Exploration of the Exceptional Capacitive Deionization Performance of CoMn2O4 Microspheres Electrode

The battery type inorganic electrode has been demonstrated the highly efficient sodium ion intercalation capacity for capacitive deionization. In this work, the CoMn2O4 (CMO) microspheres with porous core-shell structure are prepared via co-precipitation and followed by annealing. The effects of annealing temperatures on the morphology, pore structure, valence state, and electrochemical behavior of CMO are explored. As electrode for capacitive deionization, the salt removal capacity and current efficiency of optimized AC || CMO device reaches up to 60.7 mg g(-1) and 97.6%, respectively, and the capacity retention rate is 74.1% after 50 cycles.

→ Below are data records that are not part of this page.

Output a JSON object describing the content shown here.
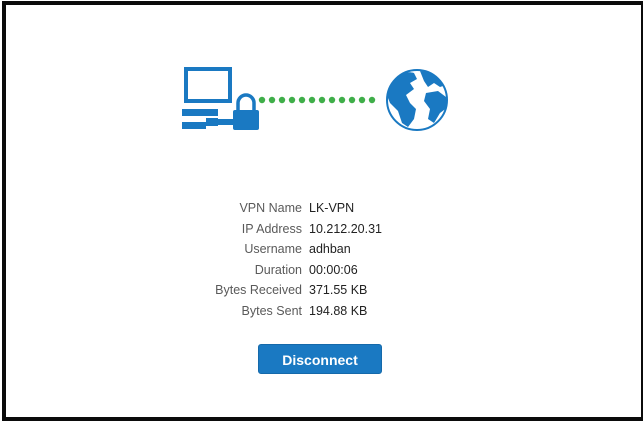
{
  "colors": {
    "accent": "#1a79c2",
    "connection_dots": "#3fae49",
    "border": "#0b0b0b"
  },
  "icons": {
    "computer": "computer-with-lock-icon",
    "connection": "connection-dots",
    "globe": "globe-icon"
  },
  "details": [
    {
      "label": "VPN Name",
      "value": "LK-VPN"
    },
    {
      "label": "IP Address",
      "value": "10.212.20.31"
    },
    {
      "label": "Username",
      "value": "adhban"
    },
    {
      "label": "Duration",
      "value": "00:00:06"
    },
    {
      "label": "Bytes Received",
      "value": "371.55 KB"
    },
    {
      "label": "Bytes Sent",
      "value": "194.88 KB"
    }
  ],
  "actions": {
    "disconnect_label": "Disconnect"
  }
}
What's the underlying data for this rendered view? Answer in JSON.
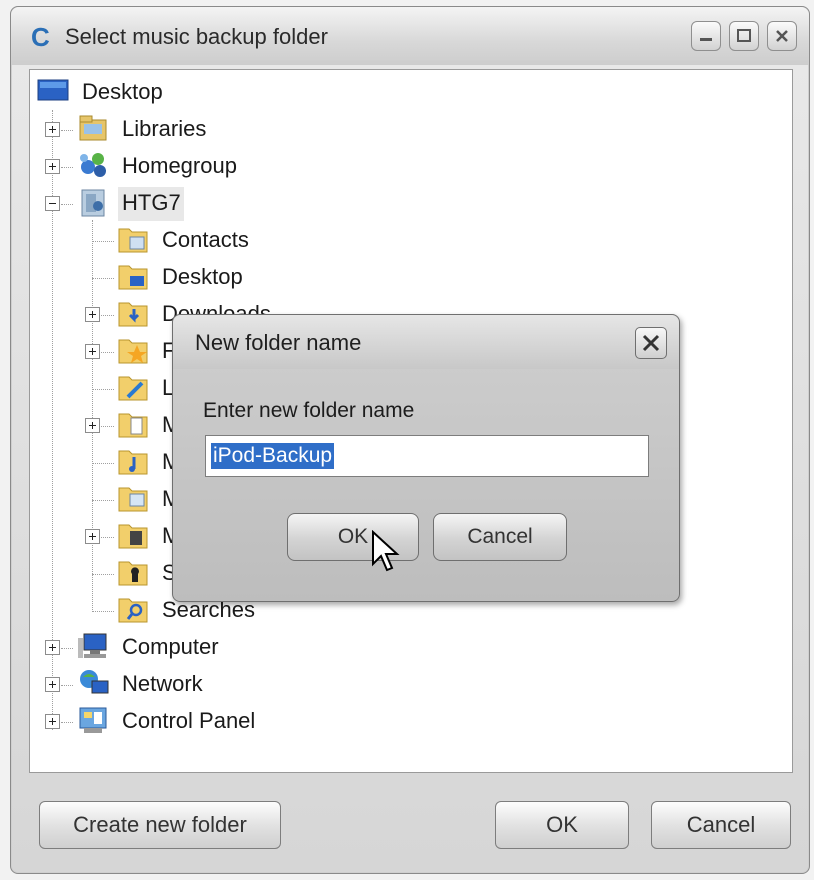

Remarkably, both the in-situ X-ray diffraction and ex-situ X-ray diffraction analysis features that the intercalation/de-intercalation of sodium ions are governed by (103) and (221) crystal planes of CMO. Accordingly, the density functional theory calculations realize that the adsorption energies of Na+ onto (103) and (221) crystal planes are higher than that of any other crystal planes, manifesting the priorities in adsorption of sodium atoms. Furthermore, the X-ray photoelectron spectra of pristine and post-CMO electrode highlights that the reversible conversion of Mn3+/Mn4+ couple is resulted from the intercalation/de-intercalation of Na+, while this is irreversible for Co3+/Co2+ couple. Beyond that, the CMO electrode has been proven the selectivity removal of Na+ over K+ and Mg2+ in a multi-cation stream.

Automated summary

The study prepared CMO microspheres with porous core-shell structure and investigated their properties. As an electrode for capacitive deionization, the optimized AC || CMO device exhibited high salt removal capacity and current efficiency, with a relatively high capacity retention rate. It was found that the intercalation/de-intercalation of sodium ions in CMO were governed by the (103) and (221) crystal planes, which had higher adsorption energies for Na+.